Golden Beach Boulder Reef, located at Degrees 25.962667 -080.097750 was created in 2005 with the addition of a staggering 850 tons of limestone boulders. This site is located 45 feet deep and one nautical mile east of the town of Golden Beach. This site offers everything imaginable to Miami FL scuba divers and snorkelers.
The Bimini Chain Bull Run is well known for being the "Home of the Shark Feed" and is an area where you can see Caribbean Reef Sharks, Nurse Sharks, and Black Grouper compete during feeding times in a frenzy of action. After the feeding there are dozens of popular swim areas throughout the reef system worth checking out, some of which have their own names like Barracuda Reef, which is well known for being very similar to any Florida Keys snorkeling or scuba diving experience.
When it comes to actual Miami Florida snorkeling, it's hard to beat the Twin Ledges dive site. Only 15 to 20 feet deep, this dive site is a favorite among snorkelers everywhere and consists of an east ledge and a west ledge with a nice valley in the middle where the sea life absolutely flourishes!
One fun wreck to dive is the Half Moon, located at Degrees 25.727567, -080.134483. This was a 154 foot sailing yacht and during Prohibition it was a floating saloon. It sank during a storm in 1930 in only 10 feet of water and has been there ever since. The hull is covered with soft coral and sponges, and is easy to locate from Bear Cut Channel. This wreck technically lies within the borders of Biscayne National Park and is an Underwater Archaeological Preserve. While interesting to divers of skill levels, this is especially a good starting point for beginners.
Red gorgonians, jewfish, and pelagic sea life are many of the top draws to the Almirante Dive Site located at Degrees 25.416333, -080.117500. This ship is a 200-foot freighter that actually was moved again and dumped by Hurricane Andrew upside down.

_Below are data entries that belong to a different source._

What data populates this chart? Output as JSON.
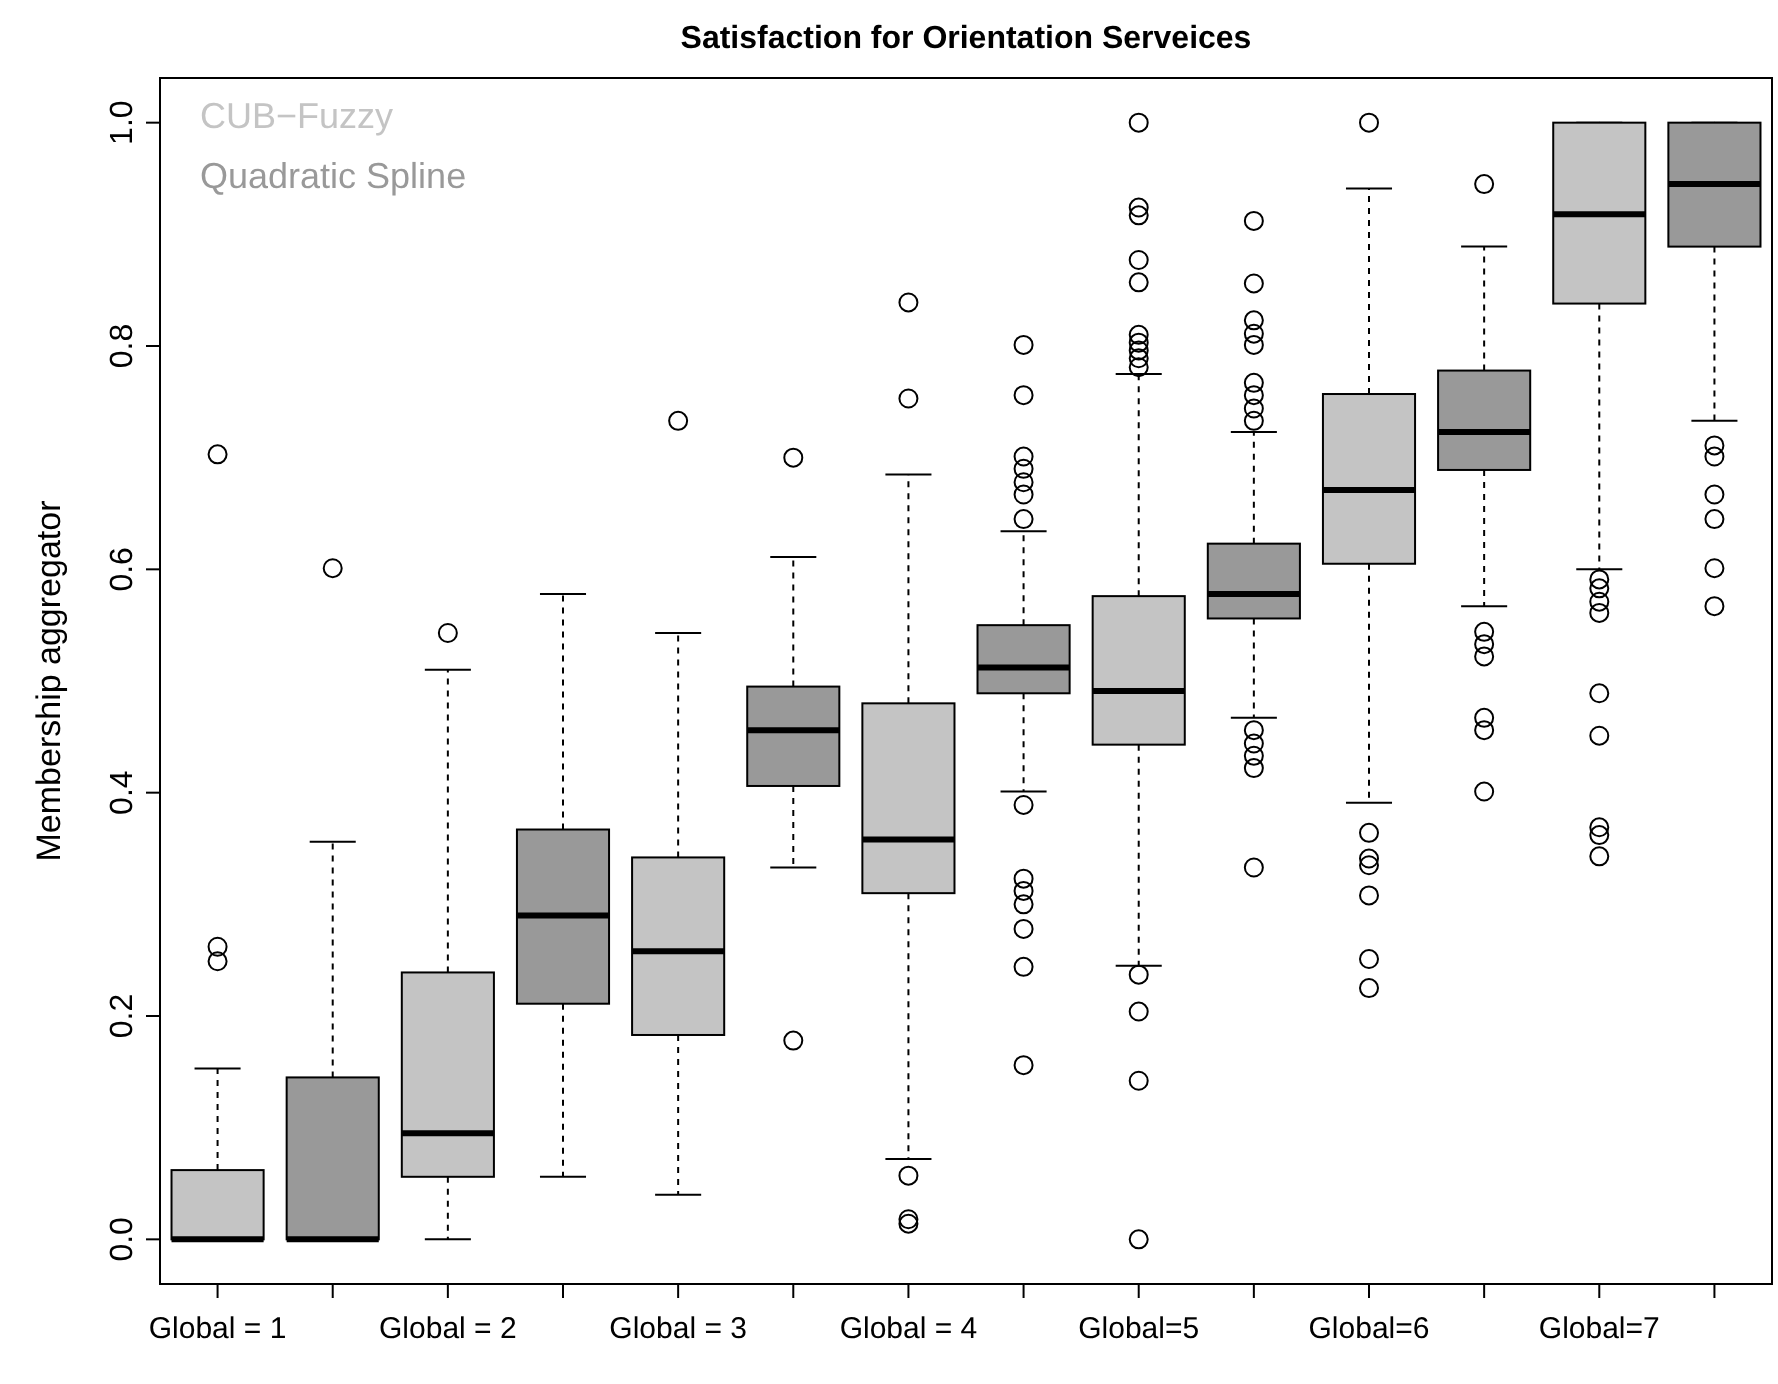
{
  "chart_data": {
    "type": "box",
    "title": "Satisfaction for Orientation Serveices",
    "ylabel": "Membership aggregator",
    "categories": [
      "Global = 1",
      null,
      "Global = 2",
      null,
      "Global = 3",
      null,
      "Global = 4",
      null,
      "Global=5",
      null,
      "Global=6",
      null,
      "Global=7",
      null
    ],
    "ylim": [
      -0.04,
      1.04
    ],
    "yticks": [
      {
        "value": 0,
        "label": "0.0"
      },
      0.2,
      0.4,
      0.6,
      0.8,
      {
        "value": 1,
        "label": "1.0"
      }
    ],
    "grid": false,
    "legend": "top left",
    "series": [
      {
        "name": "CUB−Fuzzy",
        "color": "#c4c4c4",
        "boxes": [
          {
            "low": 0,
            "q1": 0,
            "median": 0,
            "q3": 0.062,
            "high": 0.153,
            "outliers": [
              0.249,
              0.262,
              0.703
            ]
          },
          null,
          {
            "low": 0,
            "q1": 0.056,
            "median": 0.095,
            "q3": 0.239,
            "high": 0.51,
            "outliers": [
              0.543
            ]
          },
          null,
          {
            "low": 0.04,
            "q1": 0.183,
            "median": 0.258,
            "q3": 0.342,
            "high": 0.543,
            "outliers": [
              0.733
            ]
          },
          null,
          {
            "low": 0.072,
            "q1": 0.31,
            "median": 0.358,
            "q3": 0.48,
            "high": 0.685,
            "outliers": [
              0.839,
              0.753,
              0.057,
              0.018,
              0.014
            ]
          },
          null,
          {
            "low": 0.245,
            "q1": 0.443,
            "median": 0.491,
            "q3": 0.576,
            "high": 0.775,
            "outliers": [
              1.0,
              0.924,
              0.917,
              0.877,
              0.857,
              0.81,
              0.803,
              0.796,
              0.789,
              0.781,
              0.237,
              0.204,
              0.142,
              0.0
            ]
          },
          null,
          {
            "low": 0.391,
            "q1": 0.605,
            "median": 0.671,
            "q3": 0.757,
            "high": 0.941,
            "outliers": [
              1.0,
              0.364,
              0.341,
              0.335,
              0.308,
              0.251,
              0.225
            ]
          },
          null,
          {
            "low": 0.6,
            "q1": 0.838,
            "median": 0.918,
            "q3": 1.0,
            "high": 1.0,
            "outliers": [
              0.591,
              0.583,
              0.571,
              0.561,
              0.489,
              0.451,
              0.369,
              0.362,
              0.343
            ]
          },
          null
        ]
      },
      {
        "name": "Quadratic Spline",
        "color": "#999999",
        "boxes": [
          null,
          {
            "low": 0,
            "q1": 0,
            "median": 0,
            "q3": 0.145,
            "high": 0.356,
            "outliers": [
              0.601
            ]
          },
          null,
          {
            "low": 0.056,
            "q1": 0.211,
            "median": 0.29,
            "q3": 0.367,
            "high": 0.578
          },
          null,
          {
            "low": 0.333,
            "q1": 0.406,
            "median": 0.456,
            "q3": 0.495,
            "high": 0.611,
            "outliers": [
              0.7,
              0.178
            ]
          },
          null,
          {
            "low": 0.401,
            "q1": 0.489,
            "median": 0.512,
            "q3": 0.55,
            "high": 0.634,
            "outliers": [
              0.801,
              0.756,
              0.701,
              0.69,
              0.678,
              0.667,
              0.645,
              0.389,
              0.323,
              0.312,
              0.3,
              0.278,
              0.244,
              0.156
            ]
          },
          null,
          {
            "low": 0.467,
            "q1": 0.556,
            "median": 0.578,
            "q3": 0.623,
            "high": 0.723,
            "outliers": [
              0.912,
              0.856,
              0.823,
              0.811,
              0.801,
              0.767,
              0.756,
              0.744,
              0.733,
              0.456,
              0.444,
              0.433,
              0.422,
              0.333
            ]
          },
          null,
          {
            "low": 0.567,
            "q1": 0.689,
            "median": 0.723,
            "q3": 0.778,
            "high": 0.889,
            "outliers": [
              0.945,
              0.544,
              0.533,
              0.522,
              0.467,
              0.456,
              0.401
            ]
          },
          null,
          {
            "low": 0.733,
            "q1": 0.889,
            "median": 0.945,
            "q3": 1.0,
            "high": 1.0,
            "outliers": [
              0.711,
              0.701,
              0.667,
              0.645,
              0.601,
              0.567
            ]
          }
        ]
      }
    ]
  }
}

The coral growth is beginning to return, and many areas of twisted metal make for exciting exploration although this is somewhat of an intermediate dive in many areas.
The Biscayne Freighter, located at Degrees 25.704383 -080.088367, sits 4.5 miles east of Key Biscayne and is a 120 foot ship located in a shallow 55 feet of water. The hull is completely coral covered and this is considered one of the best locations for night diving. This is a popular spot for underwater photography and the vast schools of fish are hard to compete with. This offers sections that are great for both beginners and advanced divers.
Finally, the Sheri-Lynn is worth a visit if you have the time. The Shri-Lynn is a 235 foot freighter that is in 90 feet of water. Surrounded by concrete blocks and Chevron tanks, there is tons of sea life all around and there are even many holes in the outer hull of the boat to allow inside exploration.